Questions sur le patrimoine
Comment fonctionne le rachat d'une assurance vie ?
Le rachat consiste à retirer tout ou partie de l'épargne investie sur votre contrat d'assurance vie. Seuls les gains (intérêts et plus-values) sont soumis à l'impôt, le capital versé reste toujours exonéré. En cas de rachat partiel, le contrat se poursuit et conserve son antériorité fiscale.
Quels sont les frais de rachat en assurance vie ?
La plupart des contrats modernes ne prévoient pas de frais de rachat. Certains contrats anciens ou certains supports en unités de compte peuvent appliquer des pénalités lors de la liquidation des parts. Vérifiez les conditions générales de votre contrat : les frais éventuels y sont explicitement mentionnés.
C'est quoi un rachat en assurance vie ?
Un rachat en assurance vie est l'opération par laquelle le souscripteur récupère tout ou partie des capitaux placés, avant l'échéance du contrat.

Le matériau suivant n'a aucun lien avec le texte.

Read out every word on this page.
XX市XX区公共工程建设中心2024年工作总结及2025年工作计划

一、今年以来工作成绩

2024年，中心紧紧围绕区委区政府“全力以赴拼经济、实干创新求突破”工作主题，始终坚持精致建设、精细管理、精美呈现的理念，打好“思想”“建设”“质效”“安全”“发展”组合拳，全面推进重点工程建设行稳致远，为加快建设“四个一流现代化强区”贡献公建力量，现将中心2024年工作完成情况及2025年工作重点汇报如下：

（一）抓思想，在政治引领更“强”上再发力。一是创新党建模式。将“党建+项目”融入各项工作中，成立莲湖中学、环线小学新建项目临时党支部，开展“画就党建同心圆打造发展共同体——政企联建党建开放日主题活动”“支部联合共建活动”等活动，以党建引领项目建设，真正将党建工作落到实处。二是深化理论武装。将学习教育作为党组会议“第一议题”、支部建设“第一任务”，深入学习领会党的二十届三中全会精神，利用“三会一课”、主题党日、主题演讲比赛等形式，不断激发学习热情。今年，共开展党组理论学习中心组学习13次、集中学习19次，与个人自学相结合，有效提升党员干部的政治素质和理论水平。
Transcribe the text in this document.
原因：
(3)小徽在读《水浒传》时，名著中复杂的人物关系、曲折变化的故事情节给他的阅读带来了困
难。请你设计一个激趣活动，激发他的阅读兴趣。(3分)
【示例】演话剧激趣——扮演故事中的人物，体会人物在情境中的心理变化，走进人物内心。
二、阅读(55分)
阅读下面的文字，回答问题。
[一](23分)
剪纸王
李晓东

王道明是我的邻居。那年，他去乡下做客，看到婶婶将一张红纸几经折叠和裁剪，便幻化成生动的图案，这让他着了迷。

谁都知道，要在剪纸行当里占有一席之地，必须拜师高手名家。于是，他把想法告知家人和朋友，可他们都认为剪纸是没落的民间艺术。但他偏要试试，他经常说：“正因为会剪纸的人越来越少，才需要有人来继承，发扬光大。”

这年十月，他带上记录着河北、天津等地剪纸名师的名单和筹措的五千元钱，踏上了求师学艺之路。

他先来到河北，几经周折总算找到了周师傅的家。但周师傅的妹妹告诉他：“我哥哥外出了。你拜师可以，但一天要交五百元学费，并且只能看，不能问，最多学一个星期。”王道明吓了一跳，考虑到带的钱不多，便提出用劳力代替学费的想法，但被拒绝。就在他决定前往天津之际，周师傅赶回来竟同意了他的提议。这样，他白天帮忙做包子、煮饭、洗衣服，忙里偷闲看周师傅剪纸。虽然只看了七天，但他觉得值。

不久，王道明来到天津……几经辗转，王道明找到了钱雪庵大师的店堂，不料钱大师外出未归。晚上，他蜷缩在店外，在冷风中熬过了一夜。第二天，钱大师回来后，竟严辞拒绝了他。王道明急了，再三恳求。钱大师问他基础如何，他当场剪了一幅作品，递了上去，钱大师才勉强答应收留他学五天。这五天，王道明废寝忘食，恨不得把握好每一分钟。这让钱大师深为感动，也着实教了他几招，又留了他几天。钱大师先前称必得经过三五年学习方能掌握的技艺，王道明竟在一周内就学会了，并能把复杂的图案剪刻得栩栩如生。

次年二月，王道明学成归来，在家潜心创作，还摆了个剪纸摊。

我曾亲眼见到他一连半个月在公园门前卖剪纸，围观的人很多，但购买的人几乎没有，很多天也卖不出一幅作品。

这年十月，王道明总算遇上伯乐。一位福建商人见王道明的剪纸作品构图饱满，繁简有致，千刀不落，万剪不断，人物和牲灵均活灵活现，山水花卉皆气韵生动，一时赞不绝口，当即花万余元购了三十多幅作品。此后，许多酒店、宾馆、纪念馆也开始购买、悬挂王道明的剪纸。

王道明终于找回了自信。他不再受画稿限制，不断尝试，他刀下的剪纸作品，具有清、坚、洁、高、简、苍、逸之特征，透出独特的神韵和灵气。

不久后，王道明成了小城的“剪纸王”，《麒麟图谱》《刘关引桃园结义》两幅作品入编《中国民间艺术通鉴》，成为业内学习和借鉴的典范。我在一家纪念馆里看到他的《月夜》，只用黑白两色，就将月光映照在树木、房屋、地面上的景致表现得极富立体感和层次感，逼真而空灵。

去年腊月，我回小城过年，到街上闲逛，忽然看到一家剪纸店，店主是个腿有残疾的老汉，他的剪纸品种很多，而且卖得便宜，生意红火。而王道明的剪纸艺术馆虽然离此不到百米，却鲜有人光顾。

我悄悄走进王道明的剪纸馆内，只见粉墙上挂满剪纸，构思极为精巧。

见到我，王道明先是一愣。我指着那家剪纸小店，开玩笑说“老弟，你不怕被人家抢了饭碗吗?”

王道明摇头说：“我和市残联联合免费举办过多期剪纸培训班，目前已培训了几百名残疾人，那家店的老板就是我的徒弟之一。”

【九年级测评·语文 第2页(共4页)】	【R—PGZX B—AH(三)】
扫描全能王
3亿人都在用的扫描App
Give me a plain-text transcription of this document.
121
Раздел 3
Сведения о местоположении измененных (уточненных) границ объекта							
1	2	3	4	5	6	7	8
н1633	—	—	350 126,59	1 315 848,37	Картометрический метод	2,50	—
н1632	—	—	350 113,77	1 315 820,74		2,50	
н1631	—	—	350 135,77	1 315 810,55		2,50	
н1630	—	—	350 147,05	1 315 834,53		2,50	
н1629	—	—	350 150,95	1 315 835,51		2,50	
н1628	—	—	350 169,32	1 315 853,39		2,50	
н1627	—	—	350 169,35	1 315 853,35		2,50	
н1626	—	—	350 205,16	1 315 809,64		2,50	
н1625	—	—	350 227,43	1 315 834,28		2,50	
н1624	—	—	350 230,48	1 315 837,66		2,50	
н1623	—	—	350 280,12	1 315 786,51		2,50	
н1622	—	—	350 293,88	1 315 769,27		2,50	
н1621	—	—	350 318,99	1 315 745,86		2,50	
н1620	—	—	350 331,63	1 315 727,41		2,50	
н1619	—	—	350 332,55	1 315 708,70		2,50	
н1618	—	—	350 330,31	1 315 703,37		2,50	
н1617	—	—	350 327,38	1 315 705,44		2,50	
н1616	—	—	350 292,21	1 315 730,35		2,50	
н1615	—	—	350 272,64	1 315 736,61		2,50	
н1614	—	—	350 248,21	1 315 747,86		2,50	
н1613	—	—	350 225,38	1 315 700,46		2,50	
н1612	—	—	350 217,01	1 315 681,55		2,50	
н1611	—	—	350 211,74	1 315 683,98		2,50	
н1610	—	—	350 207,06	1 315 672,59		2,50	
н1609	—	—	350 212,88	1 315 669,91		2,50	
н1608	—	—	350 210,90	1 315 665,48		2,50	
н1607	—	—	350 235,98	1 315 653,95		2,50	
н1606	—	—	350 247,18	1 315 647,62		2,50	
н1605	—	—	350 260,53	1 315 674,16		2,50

Le rachat partiel laisse le contrat actif et préserve son antériorité fiscale. Le rachat total entraîne la fermeture définitive du contrat.
Quel montant peut-on retirer d'une assurance vie sans frais ?
Il n'existe pas de plafond légal au montant retiré. Après 8 ans de détention, un abattement annuel de 4 600 € sur les gains (9 200 € pour un couple) permet d'encaisser une partie de son épargne sans impôt sur le revenu. Les prélèvements sociaux de 17,2 % restent dus sur les gains, quelle que soit l'ancienneté du contrat.
Quelle est la fiscalité d'un rachat partiel assurance vie après 8 ans ?
Après 8 ans, les gains issus d'un rachat partiel sont soumis au prélèvement forfaitaire unique de 7,5 % (si l'encours total est inférieur à 150 000 €), après application de l'abattement annuel de 4 600 € (9 200 € pour un couple). Sur option, le barème progressif de l'impôt sur le revenu peut être choisi. Les prélèvements sociaux de 17,2 % s'ajoutent dans tous les cas.